SAFE EXPLORATION INCURS NEARLY NO ADDITIONAL SAMPLE COMPLEXITY FOR REWARD-FREE RL

Abstract

Reward-free reinforcement learning (RF-RL), a recently introduced RL paradigm, relies on random action-taking to explore the unknown environment without any reward feedback information. While the primary goal of the exploration phase in RF-RL is to reduce the uncertainty in the estimated model with minimum number of trajectories, in practice, the agent often needs to abide by certain safety constraint at the same time. It remains unclear how such safe exploration requirement would affect the corresponding sample complexity in order to achieve the desired optimality of the obtained policy in planning. In this work, we make a first attempt to answer this question. In particular, we consider the scenario where a safe baseline policy is known beforehand, and propose a unified Safe reWard-frEe ExploraTion (SWEET) framework.
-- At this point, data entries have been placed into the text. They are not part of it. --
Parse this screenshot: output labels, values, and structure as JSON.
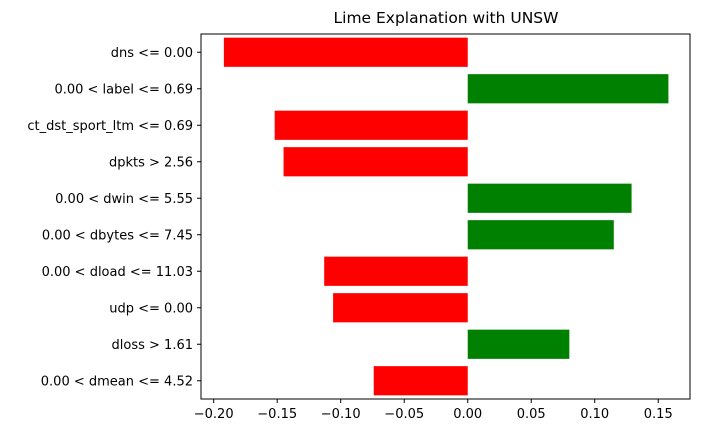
{
  "chart_data": {
    "type": "bar",
    "orientation": "horizontal",
    "title": "Lime Explanation with UNSW",
    "xlabel": "",
    "ylabel": "",
    "categories": [
      "dns <= 0.00",
      "0.00 < label <= 0.69",
      "ct_dst_sport_ltm <= 0.69",
      "dpkts > 2.56",
      "0.00 < dwin <= 5.55",
      "0.00 < dbytes <= 7.45",
      "0.00 < dload <= 11.03",
      "udp <= 0.00",
      "dloss > 1.61",
      "0.00 < dmean <= 4.52"
    ],
    "values": [
      -0.192,
      0.158,
      -0.152,
      -0.145,
      0.129,
      0.115,
      -0.113,
      -0.106,
      0.08,
      -0.074
    ],
    "xlim": [
      -0.21,
      0.175
    ],
    "xticks": [
      -0.2,
      -0.15,
      -0.1,
      -0.05,
      0.0,
      0.05,
      0.1,
      0.15
    ],
    "xtick_labels": [
      "−0.20",
      "−0.15",
      "−0.10",
      "−0.05",
      "0.00",
      "0.05",
      "0.10",
      "0.15"
    ],
    "colors": {
      "positive": "#008000",
      "negative": "#ff0000"
    },
    "grid": false,
    "legend": "none"
  }
}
We then particularize the SWEET framework to the tabular and the low-rank MDP settings, and develop algorithms coined Tabular-SWEET and Low-rank-SWEET, respectively. Both algorithms leverage the concavity and continuity of the newly introduced truncated value functions, and are guaranteed to achieve zero constraint violation during exploration with high probability. Furthermore, both algorithms can provably find a near-optimal policy subject to any constraint in the planning phase. Remarkably, the sample complexities under both algorithms match or even outperform the state of the art in their constraint-free counterparts up to some constant factors, proving that safety constraint hardly increases the sample complexity for RF-RL.

1. INTRODUCTION

Reward-free reinforcement learning (RF-RL) is an RL paradigm under which a learning agent first explores an unknown environment without any reward signal in the exploration phase, and then utilizes the gathered information to obtain a near-optimal policy for any reward function during the planning phase. Since formally introduced in Jin et al. (2020b), RF-RL has attracted increased attention in the research community (Kaufmann et al., 2021; Zhang et al., 2020; 2021; Wang et al., 2020; Modi et al., 2021) . It is particularly attractive for applications where many reward functions may be of interest, such as multi-objective RL (Miryoosefi & Jin, 2021), or the reward function is not specified by the environment but handcrafted in order to incentivize some desired behavior of the RL agent (Jin et al., 2020b) . The ability of RF-RL to identify a near-optimal policy in response to an arbitrary reward function relies on the fact that the agent is allowed to explore any action during exploration. However, in practice, unrestricted exploration is often unrealistic or even harmful. In order to build safe, responsible and reliable artificial intelligence (AI), the RL agent often has to abide by certain application-dependent constraints, even during the exploration phase. Two motivating applications are provided as follows. • Autonomous driving. In order to learn a near-optimal driving strategy, an RL agent needs to try various actions at different states through exploration. While RF-RL is an appealing approach as the reward function is difficult to specify, it is of critical importance for the RL agent to take safe actions (even during exploration) in order to avoid catastrophic consequences.